Configuring transit systems
Transit systems - like the NYC subway or San Francisco BART -
are added to Transiter by providing
a YAML configuration file that contains information about the transit system.
You can find many examples of transit system configurations in
the systems
subdirectory of the Transiter repository.
If the system you're interested in is there, then you don't need to do anything!
From the root of the Transiter repository, you can install the system using:
transiter install $SYSTEM_ID
Otherwise, to add a transit system to Transiter you need to write a new YAML file. At the very least, this file contains:
- The transit system's name.
- The URLs of its GTFS data feeds.
There are also some advanced configurations available, which are discussed below:
- Parameters (like API keys) that must be provided with system install requests.
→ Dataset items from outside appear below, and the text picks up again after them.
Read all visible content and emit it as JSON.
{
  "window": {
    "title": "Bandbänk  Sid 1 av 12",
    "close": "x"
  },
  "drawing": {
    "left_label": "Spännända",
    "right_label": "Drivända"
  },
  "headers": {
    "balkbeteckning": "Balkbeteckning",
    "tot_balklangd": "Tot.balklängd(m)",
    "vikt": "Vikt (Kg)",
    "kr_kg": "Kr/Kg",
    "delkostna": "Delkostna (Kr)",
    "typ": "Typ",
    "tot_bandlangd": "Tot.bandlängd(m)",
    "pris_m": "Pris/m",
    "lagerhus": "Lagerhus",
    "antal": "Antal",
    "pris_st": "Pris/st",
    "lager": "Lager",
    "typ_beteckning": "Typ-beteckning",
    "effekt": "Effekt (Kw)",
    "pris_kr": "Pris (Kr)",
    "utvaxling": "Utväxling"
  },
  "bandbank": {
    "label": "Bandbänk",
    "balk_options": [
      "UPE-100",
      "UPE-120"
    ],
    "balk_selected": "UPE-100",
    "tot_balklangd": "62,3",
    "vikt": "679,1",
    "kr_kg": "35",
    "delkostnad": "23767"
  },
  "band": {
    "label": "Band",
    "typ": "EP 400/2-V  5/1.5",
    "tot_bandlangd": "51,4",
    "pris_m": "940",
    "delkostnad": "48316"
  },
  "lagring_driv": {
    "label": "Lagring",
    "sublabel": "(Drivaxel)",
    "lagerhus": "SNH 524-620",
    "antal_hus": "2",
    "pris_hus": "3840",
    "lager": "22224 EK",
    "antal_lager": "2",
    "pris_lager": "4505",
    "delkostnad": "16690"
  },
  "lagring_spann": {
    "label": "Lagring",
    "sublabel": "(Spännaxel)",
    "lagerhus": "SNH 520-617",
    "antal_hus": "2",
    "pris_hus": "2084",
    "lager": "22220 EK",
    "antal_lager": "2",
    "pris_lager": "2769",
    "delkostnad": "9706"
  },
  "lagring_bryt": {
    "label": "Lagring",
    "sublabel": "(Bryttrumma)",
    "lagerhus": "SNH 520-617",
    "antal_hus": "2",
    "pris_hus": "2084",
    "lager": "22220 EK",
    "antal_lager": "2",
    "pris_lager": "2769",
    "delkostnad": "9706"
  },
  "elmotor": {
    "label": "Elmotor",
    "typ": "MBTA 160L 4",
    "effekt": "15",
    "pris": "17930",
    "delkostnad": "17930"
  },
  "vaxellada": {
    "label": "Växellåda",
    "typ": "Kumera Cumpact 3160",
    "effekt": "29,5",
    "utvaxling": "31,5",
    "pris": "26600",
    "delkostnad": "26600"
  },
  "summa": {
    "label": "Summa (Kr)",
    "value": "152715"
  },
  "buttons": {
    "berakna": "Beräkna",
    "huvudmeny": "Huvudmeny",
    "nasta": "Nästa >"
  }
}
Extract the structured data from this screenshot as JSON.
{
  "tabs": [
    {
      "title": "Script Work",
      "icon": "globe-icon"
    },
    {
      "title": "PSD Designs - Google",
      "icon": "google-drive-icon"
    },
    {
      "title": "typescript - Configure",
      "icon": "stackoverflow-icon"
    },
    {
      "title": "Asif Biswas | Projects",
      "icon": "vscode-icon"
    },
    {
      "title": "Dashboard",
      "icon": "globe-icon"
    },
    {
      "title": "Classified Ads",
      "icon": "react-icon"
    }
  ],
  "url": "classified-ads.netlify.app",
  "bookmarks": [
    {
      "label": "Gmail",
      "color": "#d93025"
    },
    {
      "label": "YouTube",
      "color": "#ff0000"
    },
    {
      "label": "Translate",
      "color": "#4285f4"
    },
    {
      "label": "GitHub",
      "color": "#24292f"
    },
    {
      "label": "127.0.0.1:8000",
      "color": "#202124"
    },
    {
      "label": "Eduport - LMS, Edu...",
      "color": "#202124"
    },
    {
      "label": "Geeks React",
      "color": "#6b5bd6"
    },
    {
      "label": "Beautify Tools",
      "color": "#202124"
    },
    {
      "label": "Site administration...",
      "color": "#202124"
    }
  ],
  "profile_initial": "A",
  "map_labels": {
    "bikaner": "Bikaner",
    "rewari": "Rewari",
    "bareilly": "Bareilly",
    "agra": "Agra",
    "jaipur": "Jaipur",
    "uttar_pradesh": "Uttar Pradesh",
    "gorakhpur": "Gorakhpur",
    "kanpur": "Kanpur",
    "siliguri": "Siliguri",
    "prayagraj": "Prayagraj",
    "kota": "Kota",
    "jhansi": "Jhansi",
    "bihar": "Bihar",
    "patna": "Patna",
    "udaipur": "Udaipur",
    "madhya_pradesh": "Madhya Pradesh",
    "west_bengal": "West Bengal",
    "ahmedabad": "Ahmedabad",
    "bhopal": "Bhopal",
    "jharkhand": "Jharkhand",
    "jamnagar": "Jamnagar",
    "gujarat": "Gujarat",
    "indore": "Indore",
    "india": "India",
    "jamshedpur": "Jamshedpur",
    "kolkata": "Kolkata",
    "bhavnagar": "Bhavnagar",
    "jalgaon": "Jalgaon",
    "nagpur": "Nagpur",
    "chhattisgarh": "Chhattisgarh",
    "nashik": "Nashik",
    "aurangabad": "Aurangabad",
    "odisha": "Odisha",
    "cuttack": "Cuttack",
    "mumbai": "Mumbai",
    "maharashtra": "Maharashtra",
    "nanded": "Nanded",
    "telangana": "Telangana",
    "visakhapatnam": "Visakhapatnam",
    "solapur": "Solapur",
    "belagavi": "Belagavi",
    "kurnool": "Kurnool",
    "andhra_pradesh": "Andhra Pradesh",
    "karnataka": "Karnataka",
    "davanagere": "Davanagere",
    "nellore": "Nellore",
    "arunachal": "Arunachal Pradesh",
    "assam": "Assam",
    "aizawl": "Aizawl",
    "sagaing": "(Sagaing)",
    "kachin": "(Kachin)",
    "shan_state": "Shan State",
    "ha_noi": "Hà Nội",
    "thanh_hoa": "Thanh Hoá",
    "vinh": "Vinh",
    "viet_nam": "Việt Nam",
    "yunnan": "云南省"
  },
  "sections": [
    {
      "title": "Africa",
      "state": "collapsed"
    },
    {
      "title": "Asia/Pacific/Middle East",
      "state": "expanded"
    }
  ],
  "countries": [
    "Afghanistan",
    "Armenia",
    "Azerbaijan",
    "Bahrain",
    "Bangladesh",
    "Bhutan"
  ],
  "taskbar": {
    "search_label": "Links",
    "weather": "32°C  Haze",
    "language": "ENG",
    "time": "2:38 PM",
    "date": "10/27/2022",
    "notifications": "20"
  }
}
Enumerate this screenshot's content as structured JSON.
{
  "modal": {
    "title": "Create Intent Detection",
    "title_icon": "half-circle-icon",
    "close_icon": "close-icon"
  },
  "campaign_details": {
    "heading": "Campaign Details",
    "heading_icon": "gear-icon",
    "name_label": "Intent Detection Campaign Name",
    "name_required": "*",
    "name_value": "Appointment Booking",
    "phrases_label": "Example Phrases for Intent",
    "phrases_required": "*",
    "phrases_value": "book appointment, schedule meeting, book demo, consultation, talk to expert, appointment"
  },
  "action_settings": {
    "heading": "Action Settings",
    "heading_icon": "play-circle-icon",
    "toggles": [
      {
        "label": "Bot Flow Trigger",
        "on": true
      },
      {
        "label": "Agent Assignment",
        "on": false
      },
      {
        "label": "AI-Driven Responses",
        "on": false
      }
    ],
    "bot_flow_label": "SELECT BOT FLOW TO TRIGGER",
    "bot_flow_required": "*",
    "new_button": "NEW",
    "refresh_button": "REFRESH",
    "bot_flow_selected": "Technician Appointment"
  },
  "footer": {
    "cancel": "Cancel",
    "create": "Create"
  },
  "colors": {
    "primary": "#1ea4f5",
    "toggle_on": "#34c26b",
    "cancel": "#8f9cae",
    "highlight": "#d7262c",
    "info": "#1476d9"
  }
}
- Custom definitions for the system's "service maps".
After writing a YAML file, the transit system is installed in the same way:
transiter install --file $PATH_TO_YAML_FILE
The system ID will be the name of the YAML file (e.g., path/to/my-system.yaml
will have ID my-system
) but this can be overridden with the --id
flag.
The schema for the YAML config is given by the
system config type in the API schema.
All of the snake_case
field names in the proto are in camelCase
in the YAML.
Basic configuration
The following is basic example of a transit system configuration. After presenting the full configuration, each section is described below.
name: Transit system name
feeds:
- id: gtfsstatic
type: GTFS_STATIC
url: https://www.transitsystem.com/feed_1
- id: gtfsrealtime
type: GTFS_REALTIME
url: https://www.transitsystem.com/feed_2
# Optional fields for the HTTP request. Generally these don't need to be set.
headers:
- X-Extra-Header: "header value"
requestTimeoutMs: 4000
Basic Transit system information
The config begins with the Transit system name:
name: Transit System Name
The name can any string.
Feeds
Next, the config describes the feeds for the system. This is the most important part of the configuration.
feeds:
- id: gtfsstatic
# feed configuration...
The feed ID must be unique within the configuration file, and can't contain the /
character.
Feed type
The feed type tells Transiter what kind of feed this is.
type: GTFS_STATIC
There are currently 3 options:
-
GTFS_STATIC
a GTFS static feed. -
GTFS_REALTIME
a GTFS realtime feed. -
NYCT_TRIPS_CSV
this is a special type of feed and only relevant for the NYC subway.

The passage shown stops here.